A recent Canadian study brings bad news to evangelicals (see page 28). In the last 25 years, Canadian Christianity has suffered a dramatic setback. Hardest hit was the United Church of Canada, but evangelicals can take no comfort since all major groups reported serious losses.

Bad news can lead to despair, apathy, stagnation, and finally, death. But it can also lead to diagnosis, prescription, and renewed health. History records other days of spiritual retreat. In the eighteenth century, John Wesley and his band of “Methodists” responded to God’s call to meet an ebb tide of faith. We believe that the young people crowding our evangelical seminaries today are responding to a similar call. We must pray God for a similar revival—like those recurring movements of the Spirit of God that broke in successive waves across the eighteenth and nineteenth centuries.

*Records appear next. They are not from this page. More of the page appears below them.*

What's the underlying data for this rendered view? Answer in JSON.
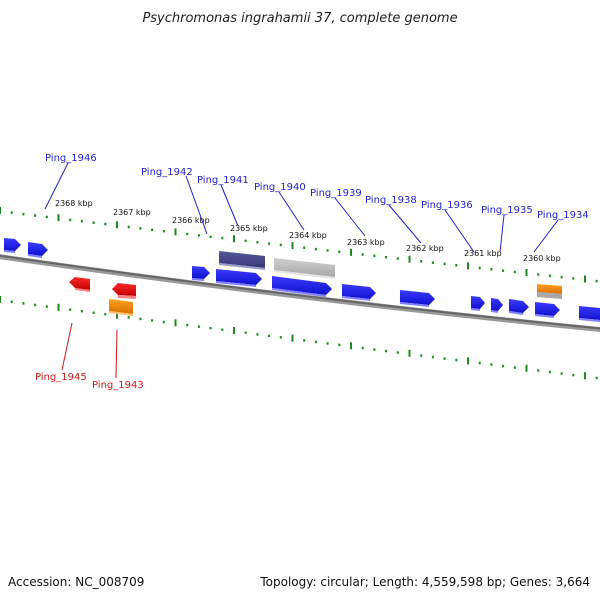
{
  "title": "Psychromonas ingrahamii 37, complete genome",
  "footer": {
    "accession": "Accession: NC_008709",
    "summary": "Topology: circular; Length: 4,559,598 bp; Genes: 3,664"
  },
  "scale_labels": [
    "2368 kbp",
    "2367 kbp",
    "2366 kbp",
    "2365 kbp",
    "2364 kbp",
    "2363 kbp",
    "2362 kbp",
    "2361 kbp",
    "2360 kbp"
  ],
  "gene_labels_top": [
    "Ping_1946",
    "Ping_1942",
    "Ping_1941",
    "Ping_1940",
    "Ping_1939",
    "Ping_1938",
    "Ping_1936",
    "Ping_1935",
    "Ping_1934"
  ],
  "gene_labels_bottom": [
    "Ping_1945",
    "Ping_1943"
  ],
  "colors": {
    "forward_gene": "#1a1aee",
    "reverse_gene": "#e81010",
    "highlight_purple": "#4a4a8c",
    "highlight_gray": "#b8b8b8",
    "rna_orange": "#f08a00",
    "backbone": "#777777",
    "ticks": "#1e8a1e",
    "label_blue": "#1f1fd0",
    "label_red": "#d01818"
  }
}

Chet Bitterman answered such a call—and laid down his life in Bogotá, Colombia (see page 20). But the blood of the martyr has always been the seed of the church. One Chet Bitterman dies, and thousands rise up to take his place. Today the church under 30 is answering God’s call. But where is the church over 50? Where, in today’s pew, is the disciplined belt tightening that prepares the church for the long, hard march?

We lament the reversal of the church in Canada; we rejoice in Chet Bitterman’s triumph in Colombia. But let each of us see to it that he tightens his belt one more notch for the kingdom battles of our day.